What will happen if I show up at my T’s office?  I’m not going there asking for help.   That’s not the reason.  I want to make peace with her.  So I show up.  Or say I’ve binged and can’t show up.  Can’t ride the bus comfortably with my belly overloaded.  Or if I can get myself there, I’m constantly belching and farting.  Of course, no one sees me in that condition.  No one.  I don’t appear.  I am alone and stay that way for a long, long time.  Private hell that no one sees and, sadly, no one believes, either.  So I cancel the appointment and reschedule, if she lets me.

Then say this doesn’t happen.  Say I show up and can’t hide the misery I feel.  Say I blurt out something.  Slammer time.

Or say I’ve managed to get a handle on it for a few days.  I walk in there with all my idealism and coverup that masks how I really feel inside.  Say we do have a peaceable conversation.  Say she does buy the lies.

Then what?  I’ll see it.  I’ll see her look.  She’ll see the weight gain.  The little nod of approval.  I’m fucking healthy?

oh my god.

How bullshit.

Any remark, any smirk, any turn of phrase or slip of tongue, and I’m going to be devastated.  I can’t risk it.

Fucking cornered.

Yeah, I spend hours trying to figure this one out on my own.  Can’t figure out how to stop bingeing.  Last night, I was looking into self-hypnosis CD’s and MP3 files I might be able to download.  Like hell those work.  I tried that when I was twenty-two years old, only back then, it was weight loss tapes because there was no such thing as eating disorders.  I think the word was “overeating.”  Nonetheless, the tape didn’t work.  It consisted of a set of instructions on how to eat, and then “subliminal messages” that were supposedly embedded in music.  Get this: you could hear the subliminal guy talking when the music got quiet.  What a joke.  Then I had this tape of this lady talking, and at one point on the tape she makes this really bad, bad grammar error.  When you’re in a trance?  And she’s selling this thing for money?  Neither worked.  I have no money now, anyway, didn’t buy anything, just looked.

But no, it’s worse.  It’s bad.  I’m desperate.  I can’t tell you half the stuff cuz a lot of it is so over the top.

I purged a while back.  I finally found a way to do it that worked.  I can’t begin to tell you what it was like for me.  You can talk to bulimics about what it’s like for them to throw up.  Not the same, not at all.  I’m talking about thirty-two years of waiting for this glorious triumph.  At last.  At last.  I don’t have to suffer with it anymore.  All that suffering in silence and secrecy and desperation is finally over.  I don’t have to hold onto it anymore.  At last.

I knew that what I’d done had to be done.  Gaining more weight meant death.  I was doing this to survive.  Sometimes, you have to do weird stuff like that.

I told myself I’d do it again if I had to, in order to survive.  It’s come down to that.  If I can’t control the bingeing, I’m going to resort to this thing.

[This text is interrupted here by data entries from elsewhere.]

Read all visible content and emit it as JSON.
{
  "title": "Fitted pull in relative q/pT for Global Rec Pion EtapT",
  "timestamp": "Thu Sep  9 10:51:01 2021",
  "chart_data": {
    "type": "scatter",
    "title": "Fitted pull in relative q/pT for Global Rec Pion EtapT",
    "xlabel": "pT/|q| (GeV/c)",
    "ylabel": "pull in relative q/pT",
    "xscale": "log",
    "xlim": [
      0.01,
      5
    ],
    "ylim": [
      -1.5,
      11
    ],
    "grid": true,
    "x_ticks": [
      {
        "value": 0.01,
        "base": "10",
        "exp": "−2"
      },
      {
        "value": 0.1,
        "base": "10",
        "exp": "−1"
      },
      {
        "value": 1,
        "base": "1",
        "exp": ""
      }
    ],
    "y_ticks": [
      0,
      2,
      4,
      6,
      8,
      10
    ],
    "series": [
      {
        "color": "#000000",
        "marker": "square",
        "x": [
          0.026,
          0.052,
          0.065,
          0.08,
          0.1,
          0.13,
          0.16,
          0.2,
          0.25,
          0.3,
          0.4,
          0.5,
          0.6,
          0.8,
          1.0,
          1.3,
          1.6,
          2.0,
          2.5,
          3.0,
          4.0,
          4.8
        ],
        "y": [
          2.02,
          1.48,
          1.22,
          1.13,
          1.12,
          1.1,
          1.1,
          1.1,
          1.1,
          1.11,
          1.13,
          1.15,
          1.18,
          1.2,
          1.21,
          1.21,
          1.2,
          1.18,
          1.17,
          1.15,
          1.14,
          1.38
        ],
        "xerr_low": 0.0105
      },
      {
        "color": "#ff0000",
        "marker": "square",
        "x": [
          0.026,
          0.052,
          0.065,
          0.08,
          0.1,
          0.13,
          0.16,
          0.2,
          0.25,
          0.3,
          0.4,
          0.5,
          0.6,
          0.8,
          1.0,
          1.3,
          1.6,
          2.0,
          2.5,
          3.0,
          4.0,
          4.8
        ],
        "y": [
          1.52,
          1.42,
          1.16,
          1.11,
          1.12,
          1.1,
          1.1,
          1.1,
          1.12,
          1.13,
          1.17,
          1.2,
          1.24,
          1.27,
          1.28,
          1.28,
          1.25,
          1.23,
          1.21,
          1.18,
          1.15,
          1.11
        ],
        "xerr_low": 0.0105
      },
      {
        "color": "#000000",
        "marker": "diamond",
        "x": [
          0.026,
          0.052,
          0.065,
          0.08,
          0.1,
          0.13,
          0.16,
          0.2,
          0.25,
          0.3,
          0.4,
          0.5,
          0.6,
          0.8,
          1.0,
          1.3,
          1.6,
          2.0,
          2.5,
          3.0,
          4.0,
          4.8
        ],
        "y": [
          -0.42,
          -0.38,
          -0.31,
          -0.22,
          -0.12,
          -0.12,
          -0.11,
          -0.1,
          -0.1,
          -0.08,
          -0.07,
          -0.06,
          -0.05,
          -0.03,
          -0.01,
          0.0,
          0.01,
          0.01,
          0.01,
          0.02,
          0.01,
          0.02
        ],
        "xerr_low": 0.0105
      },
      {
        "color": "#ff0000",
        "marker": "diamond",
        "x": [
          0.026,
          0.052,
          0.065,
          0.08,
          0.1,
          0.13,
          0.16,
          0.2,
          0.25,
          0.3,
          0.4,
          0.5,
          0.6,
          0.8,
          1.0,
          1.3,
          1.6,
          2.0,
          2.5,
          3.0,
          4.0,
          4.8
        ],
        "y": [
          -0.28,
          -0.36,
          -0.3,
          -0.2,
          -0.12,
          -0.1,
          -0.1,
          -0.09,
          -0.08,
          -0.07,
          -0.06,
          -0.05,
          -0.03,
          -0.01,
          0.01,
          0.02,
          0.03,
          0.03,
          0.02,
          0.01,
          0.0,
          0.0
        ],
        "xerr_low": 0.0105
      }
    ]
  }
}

I felt decent for a while.  I didn’t go out, but felt okay, like I’d resolved something.  Kind of like peaceful.  But the next time I binged, I used the same method, and it didn’t work.  It didn’t fucking work.  It’s not reliable, and I can’t count on it.

I hesitated to mention all this, just because I don’t want to be too weird about behaviors.  Just think of a desperate woman who is dying to do anything to throw up, and you’ve got the picture.

I suppose if there is a god, and if this god dares to have hands, it’s in god’s hands now.